The scientific evidence for climate change is clear. There is a strong message from the Intergovernmental Panel on Climate Change that action is needed to reduce greenhouse gas emissions and to adapt to the changes that climate change will bring. In many cases, taking action makes sense, because of the co-benefits that can accrue, such as reducing soil erosion from planting trees and the health benefits of better insulated housing. What is also clear is that we have many of the tools required to reduce the global greenhouse gas emissions. However, there are still gaps in achieving this goal. Therefore, it is critical that we continue to put efforts into developing low-emission technologies. New Zealand is playing its part, by leading research into reducing emissions from pastoral agriculture and seeking to collaborate with others to advance this. The United Nations Framework Convention on Climate Change came into existence 15 years ago -- one of the three pillars agreed to at the 1992 Earth Summit in Rio de Janeiro. But with the realization that the Convention was not going to deliver the emissions reduction required, the Kyoto Protocol was adopted ten years ago.

The Protocol was the best consolidated effort that countries could produce at the time. It is a great negotiating achievement and has served us well in testing a number of innovative mechanisms. However, with only 33 per cent of the world's emissions covered, it can take us only part of the way towards the Convention's objective of stabilizing the greenhouse gases produced by our economies at a level that is not dangerous for the climate system.
Much has changed in the ten years since Kyoto. We have improved our understanding of climate science and tested the ability of the United Nations framework to deliver results on the ground. Along the way, there have been demonstrable successes and also some areas highlighted for improvement. But our greatest realization is that we cannot succeed in our ultimate task unless we evolve the UN framework further. We cannot afford to let ourselves be stuck in backward-looking negotiations. What is required is a new vision and a new way of working together. We must take the best from current arrangements and add the tools that will allow us to be ambitious, while acknowledging that the solutions we craft must be fair and equitable to all.

What is becoming clear is that countries need to contribute to an international response to climate change in ways that are relevant.

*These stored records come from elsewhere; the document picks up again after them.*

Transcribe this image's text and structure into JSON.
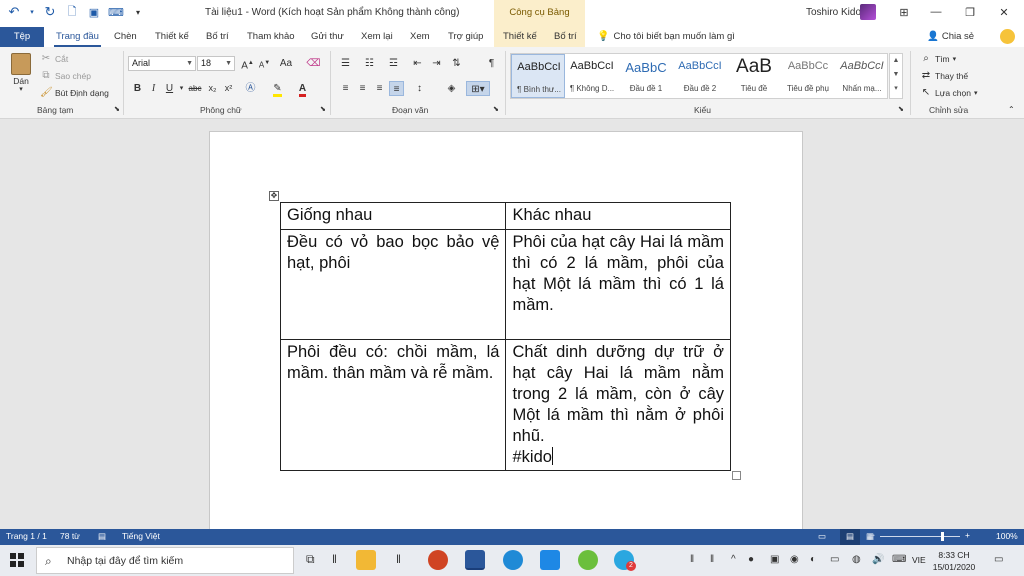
{
  "title_bar": {
    "doc_title": "Tài liệu1  -  Word (Kích hoạt Sản phẩm Không thành công)",
    "contextual_group": "Công cụ Bảng",
    "user_name": "Toshiro Kido"
  },
  "tabs": {
    "file": "Tệp",
    "items": [
      "Trang đầu",
      "Chèn",
      "Thiết kế",
      "Bố trí",
      "Tham khảo",
      "Gửi thư",
      "Xem lại",
      "Xem",
      "Trợ giúp",
      "Thiết kế",
      "Bố trí"
    ],
    "active_index": 0,
    "tell_me": "Cho tôi biết bạn muốn làm gì",
    "share": "Chia sẻ"
  },
  "ribbon": {
    "clipboard": {
      "label": "Bảng tạm",
      "paste": "Dán",
      "cut": "Cắt",
      "copy": "Sao chép",
      "format_painter": "Bút Định dạng"
    },
    "font": {
      "label": "Phông chữ",
      "font_name": "Arial",
      "font_size": "18",
      "bold": "B",
      "italic": "I",
      "underline": "U",
      "strike": "abc",
      "subscript": "x₂",
      "superscript": "x²",
      "case": "Aa",
      "grow": "A",
      "shrink": "A",
      "font_color": "A"
    },
    "paragraph": {
      "label": "Đoạn văn"
    },
    "styles": {
      "label": "Kiểu",
      "items": [
        {
          "preview": "AaBbCcI",
          "name": "¶ Bình thư..."
        },
        {
          "preview": "AaBbCcI",
          "name": "¶ Không D..."
        },
        {
          "preview": "AaBbC",
          "name": "Đầu đề 1"
        },
        {
          "preview": "AaBbCcI",
          "name": "Đầu đề 2"
        },
        {
          "preview": "AaB",
          "name": "Tiêu đề"
        },
        {
          "preview": "AaBbCc",
          "name": "Tiêu đề phụ"
        },
        {
          "preview": "AaBbCcI",
          "name": "Nhấn mạ..."
        }
      ]
    },
    "editing": {
      "label": "Chỉnh sửa",
      "find": "Tìm",
      "replace": "Thay thế",
      "select": "Lựa chọn"
    }
  },
  "document": {
    "table": {
      "headers": [
        "Giống nhau",
        "Khác nhau"
      ],
      "rows": [
        [
          "Đều có vỏ bao bọc bảo vệ hạt, phôi",
          "Phôi của hạt cây Hai lá mầm thì có 2 lá mầm, phôi của hạt Một lá mầm thì có 1 lá mầm."
        ],
        [
          "Phôi đều có: chồi mầm, lá mầm. thân mầm và rễ mầm.",
          "Chất dinh dưỡng dự trữ ở hạt cây Hai lá mầm nằm trong 2 lá mầm, còn ở cây Một lá mầm thì nằm ở phôi nhũ."
        ]
      ],
      "tag": "#kido"
    }
  },
  "status_bar": {
    "page": "Trang 1 / 1",
    "words": "78 từ",
    "language": "Tiếng Việt",
    "zoom": "100%"
  },
  "taskbar": {
    "search_placeholder": "Nhập tại đây để tìm kiếm",
    "input_lang": "VIE",
    "time": "8:33 CH",
    "date": "15/01/2020",
    "notification_badge": "2"
  },
  "colors": {
    "word_blue": "#2b579a",
    "contextual": "#fbeecb",
    "font_color_red": "#d62020",
    "highlight_yellow": "#ffe600"
  }
}
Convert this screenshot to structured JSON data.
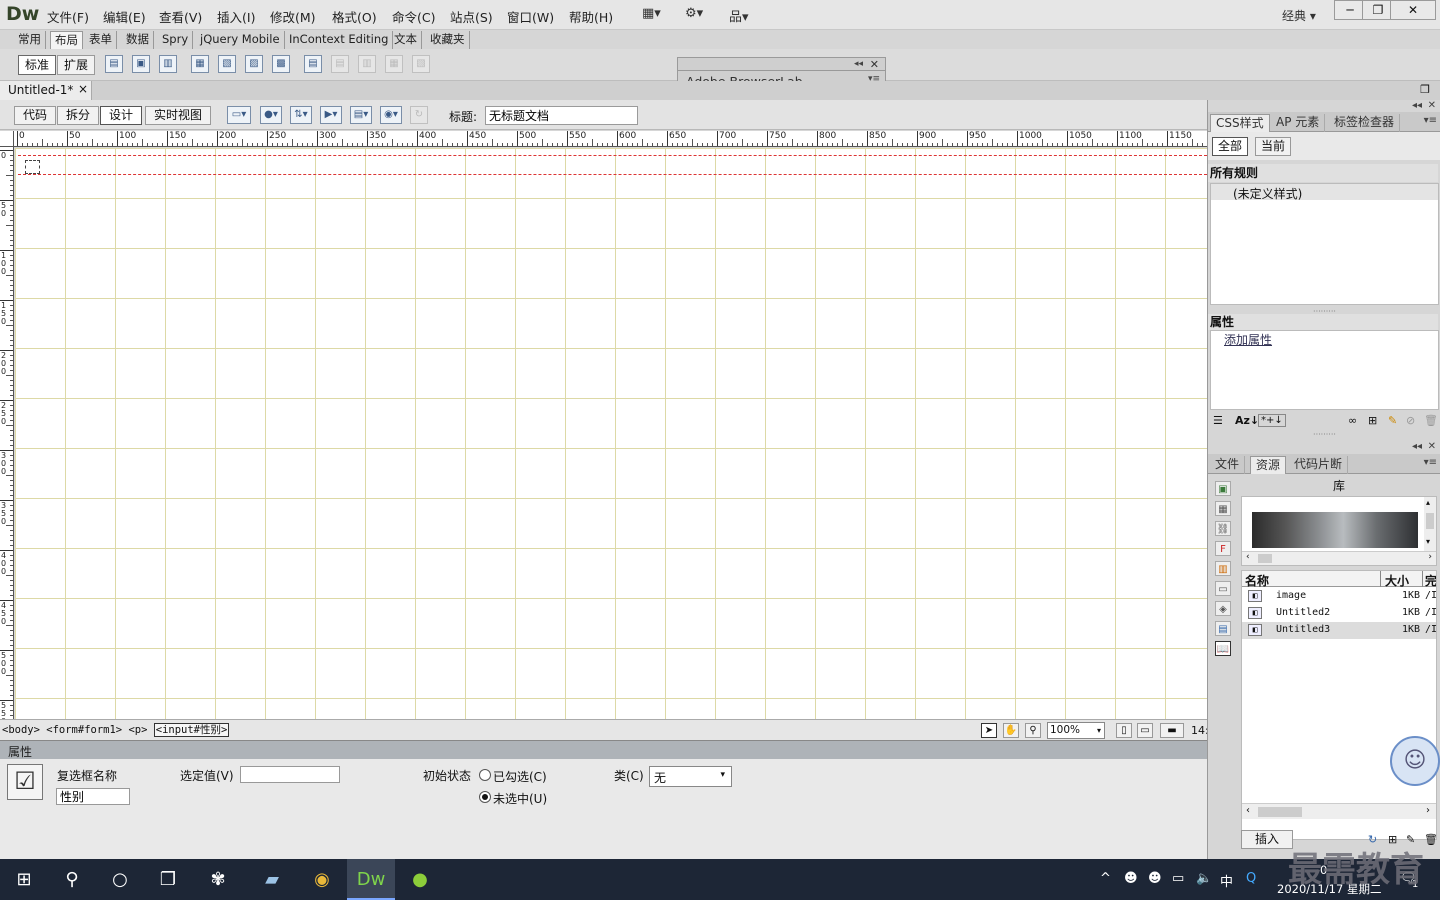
{
  "app": {
    "logo": "Dw",
    "menu": [
      "文件(F)",
      "编辑(E)",
      "查看(V)",
      "插入(I)",
      "修改(M)",
      "格式(O)",
      "命令(C)",
      "站点(S)",
      "窗口(W)",
      "帮助(H)"
    ],
    "workspace": "经典",
    "window_buttons": [
      "─",
      "❐",
      "✕"
    ]
  },
  "insert_bar": {
    "tabs": [
      "常用",
      "布局",
      "表单",
      "数据",
      "Spry",
      "jQuery Mobile",
      "InContext Editing",
      "文本",
      "收藏夹"
    ],
    "active_tab": "布局",
    "mode_buttons": [
      "标准",
      "扩展"
    ]
  },
  "browserlab": {
    "title": "Adobe BrowserLab"
  },
  "document": {
    "tab_label": "Untitled-1*",
    "close_glyph": "×",
    "view_buttons": [
      "代码",
      "拆分",
      "设计",
      "实时视图"
    ],
    "active_view": "设计",
    "title_label": "标题:",
    "title_value": "无标题文档"
  },
  "ruler": {
    "top_marks": [
      "0",
      "50",
      "100",
      "150",
      "200",
      "250",
      "300",
      "350",
      "400",
      "450",
      "500",
      "550",
      "600",
      "650",
      "700",
      "750",
      "800",
      "850",
      "900",
      "950",
      "1000",
      "1050",
      "1100",
      "1150"
    ],
    "left_marks": [
      "0",
      "5\n0",
      "1\n0\n0",
      "1\n5\n0",
      "2\n0\n0",
      "2\n5\n0",
      "3\n0\n0",
      "3\n5\n0",
      "4\n0\n0",
      "4\n5\n0",
      "5\n0\n0",
      "5\n5\n0"
    ]
  },
  "status_bar": {
    "tags": [
      "<body>",
      "<form#form1>",
      "<p>",
      "<input#性别>"
    ],
    "zoom": "100%",
    "window_size": "14:"
  },
  "properties": {
    "header": "属性",
    "checkbox_name_label": "复选框名称",
    "checkbox_name_value": "性别",
    "checked_value_label": "选定值(V)",
    "checked_value": "",
    "initial_state_label": "初始状态",
    "option_checked": "已勾选(C)",
    "option_unchecked": "未选中(U)",
    "class_label": "类(C)",
    "class_value": "无"
  },
  "css_panel": {
    "tabs": [
      "CSS样式",
      "AP 元素",
      "标签检查器"
    ],
    "buttons": [
      "全部",
      "当前"
    ],
    "all_rules_label": "所有规则",
    "undefined_style": "(未定义样式)",
    "properties_label": "属性",
    "add_property": "添加属性"
  },
  "files_panel": {
    "tabs": [
      "文件",
      "资源",
      "代码片断"
    ],
    "library_title": "库",
    "columns": [
      "名称",
      "大小",
      "完"
    ],
    "items": [
      {
        "name": "image",
        "size": "1KB",
        "path": "/I"
      },
      {
        "name": "Untitled2",
        "size": "1KB",
        "path": "/I"
      },
      {
        "name": "Untitled3",
        "size": "1KB",
        "path": "/I"
      }
    ],
    "insert_button": "插入"
  },
  "taskbar": {
    "date": "2020/11/17 星期二",
    "time": "0",
    "ime": "中",
    "notifications": "1"
  },
  "watermark": "最需教育",
  "colors": {
    "grid": "#ddd9a6",
    "form_outline": "#dd3333",
    "taskbar": "#1d2636"
  }
}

In this case, one size will not fit all. At the end of the day, what matters most is the comparability of efforts. All countries must do the best they can to tackle climate change -- in ways that suit their national circumstances. There will be many opportunities for mutual effort and approaches, which we need to seize. It is understandable that given the scale of the global effort required, there will be concerns by countries about the effects on economic growth and by firms on their competitiveness. These valid concerns need to be addressed squarely, but they should not be overestimated. The costs of transitioning to lower carbon economies must be viewed over the long term and against the cost of inaction.

My aspiration is for New Zealand to be the first country to be truly sustainable across the four pillars of the economy, society, the environment and culture. Without a commitment to greater sustainability in our resource use and way of life, we risk not only damaging our own environment, but also exposing New Zealand's economy to significant risk, which is intimately linked to its natural and physical resource base. Addressing the challenge of climate change is a fundamental part of this plan.

We know too that, as a small country, the steps New Zealand takes to reduce emissions will not be sufficient by themselves to change the global outcome. Our country's actions need to be part of a re-energized and effective effort by the international community. I look forward to New Zealand playing its full part in that effort and the process to get there.